I don't think you look like an asshole, you can just send an email saying that you confused the dates. No big, ,people understand.


Scrappy - Sep 23, 2007 6:35:48 am PDT #6640 of 10001
Life moves pretty fast. You don't stop and look around once in a while, you could miss it.

What Vortex said.

Hec--so sorry. I hope time and drugs and therapy help her get centered again.


DavidS - Sep 23, 2007 6:47:05 am PDT #6641 of 10001
"Look, son, if it's good enough for Shirley Bassey, it's good enough for you."

Hec--so sorry. I hope time and drugs and therapy help her get centered again.

Yeah, I think she has gotten a bit better since the stalking went away, but she's not particularly good at pulling her shit together. She'll probably get better over time, but I'm not sure if that job (which is a good one for her) will still be there by then.

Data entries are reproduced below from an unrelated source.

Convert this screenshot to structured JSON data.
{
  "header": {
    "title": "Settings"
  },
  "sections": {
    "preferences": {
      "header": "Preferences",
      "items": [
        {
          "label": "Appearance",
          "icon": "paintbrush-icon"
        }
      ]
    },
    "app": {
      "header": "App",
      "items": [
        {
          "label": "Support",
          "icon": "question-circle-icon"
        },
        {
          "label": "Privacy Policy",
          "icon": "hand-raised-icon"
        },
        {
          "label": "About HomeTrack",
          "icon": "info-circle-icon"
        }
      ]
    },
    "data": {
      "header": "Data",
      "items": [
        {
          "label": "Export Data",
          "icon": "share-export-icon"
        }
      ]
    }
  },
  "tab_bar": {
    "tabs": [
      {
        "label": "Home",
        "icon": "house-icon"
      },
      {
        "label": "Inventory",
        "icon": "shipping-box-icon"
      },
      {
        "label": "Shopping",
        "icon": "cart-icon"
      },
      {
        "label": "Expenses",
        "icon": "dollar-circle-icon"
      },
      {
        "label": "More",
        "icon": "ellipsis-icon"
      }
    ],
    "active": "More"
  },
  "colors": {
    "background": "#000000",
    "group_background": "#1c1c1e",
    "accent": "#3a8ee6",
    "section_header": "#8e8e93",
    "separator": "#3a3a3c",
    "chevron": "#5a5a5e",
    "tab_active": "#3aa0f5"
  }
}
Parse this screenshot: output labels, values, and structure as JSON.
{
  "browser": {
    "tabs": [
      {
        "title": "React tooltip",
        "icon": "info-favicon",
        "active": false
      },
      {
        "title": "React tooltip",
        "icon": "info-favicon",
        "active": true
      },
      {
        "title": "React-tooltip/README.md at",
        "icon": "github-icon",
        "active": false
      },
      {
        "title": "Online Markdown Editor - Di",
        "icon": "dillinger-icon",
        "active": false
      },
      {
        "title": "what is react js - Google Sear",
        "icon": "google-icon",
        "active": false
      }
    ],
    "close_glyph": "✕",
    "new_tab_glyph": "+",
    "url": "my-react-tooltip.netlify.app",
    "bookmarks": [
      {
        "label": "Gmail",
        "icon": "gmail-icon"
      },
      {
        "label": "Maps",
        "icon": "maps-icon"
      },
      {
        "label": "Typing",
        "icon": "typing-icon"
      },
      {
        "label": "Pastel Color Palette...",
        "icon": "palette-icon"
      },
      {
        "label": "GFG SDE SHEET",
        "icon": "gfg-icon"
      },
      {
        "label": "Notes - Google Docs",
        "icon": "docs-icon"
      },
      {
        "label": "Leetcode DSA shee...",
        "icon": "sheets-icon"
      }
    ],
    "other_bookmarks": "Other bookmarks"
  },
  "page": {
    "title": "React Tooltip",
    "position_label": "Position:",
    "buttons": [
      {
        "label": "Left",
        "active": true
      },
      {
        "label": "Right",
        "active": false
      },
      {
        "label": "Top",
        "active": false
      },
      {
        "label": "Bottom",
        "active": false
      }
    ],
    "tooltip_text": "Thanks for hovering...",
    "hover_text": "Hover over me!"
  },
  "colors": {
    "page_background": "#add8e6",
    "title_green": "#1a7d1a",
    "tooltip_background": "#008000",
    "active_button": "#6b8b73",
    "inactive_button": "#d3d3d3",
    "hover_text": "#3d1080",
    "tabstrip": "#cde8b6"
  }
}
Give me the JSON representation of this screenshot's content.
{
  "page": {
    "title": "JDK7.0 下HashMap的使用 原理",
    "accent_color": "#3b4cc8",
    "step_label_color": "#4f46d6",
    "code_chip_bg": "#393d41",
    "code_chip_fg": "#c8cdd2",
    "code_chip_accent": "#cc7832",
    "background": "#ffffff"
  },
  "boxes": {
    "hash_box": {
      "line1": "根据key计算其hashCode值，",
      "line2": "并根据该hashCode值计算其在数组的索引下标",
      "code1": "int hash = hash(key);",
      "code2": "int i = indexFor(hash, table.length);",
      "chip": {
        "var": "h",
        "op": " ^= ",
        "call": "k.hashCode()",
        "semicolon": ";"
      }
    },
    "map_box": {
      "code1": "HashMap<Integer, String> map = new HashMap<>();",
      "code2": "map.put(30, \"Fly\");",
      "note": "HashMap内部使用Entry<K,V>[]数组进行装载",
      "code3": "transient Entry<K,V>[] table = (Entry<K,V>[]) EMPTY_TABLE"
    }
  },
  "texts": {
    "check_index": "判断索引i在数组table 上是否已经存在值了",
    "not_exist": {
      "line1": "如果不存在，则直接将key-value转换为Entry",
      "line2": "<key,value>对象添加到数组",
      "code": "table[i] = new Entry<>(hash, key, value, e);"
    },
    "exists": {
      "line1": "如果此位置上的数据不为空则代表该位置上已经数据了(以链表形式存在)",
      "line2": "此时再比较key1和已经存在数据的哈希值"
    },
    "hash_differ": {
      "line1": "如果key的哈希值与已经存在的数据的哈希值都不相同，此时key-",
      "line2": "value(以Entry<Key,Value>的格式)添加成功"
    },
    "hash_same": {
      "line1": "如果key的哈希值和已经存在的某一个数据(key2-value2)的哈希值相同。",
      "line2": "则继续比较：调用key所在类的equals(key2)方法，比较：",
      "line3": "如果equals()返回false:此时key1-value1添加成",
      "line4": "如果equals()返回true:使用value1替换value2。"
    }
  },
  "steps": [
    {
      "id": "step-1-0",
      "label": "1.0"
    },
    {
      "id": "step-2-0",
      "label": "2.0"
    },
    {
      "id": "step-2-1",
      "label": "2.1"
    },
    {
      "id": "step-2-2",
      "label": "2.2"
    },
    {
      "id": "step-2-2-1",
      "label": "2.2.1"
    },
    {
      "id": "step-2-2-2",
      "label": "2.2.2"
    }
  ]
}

Glamcookie - Sep 23, 2007 7:23:03 am PDT #6642 of 10001
I know my own heart and understand my fellow man. But I am made unlike anyone I have ever met. I dare to say I am like no one in the whole world. - Anne Lister

Damn, that's terrible. Sending good vibes her way.

BTW, were you able to check on the Avatar replay time? I tried using TV Guide but that site is worthless.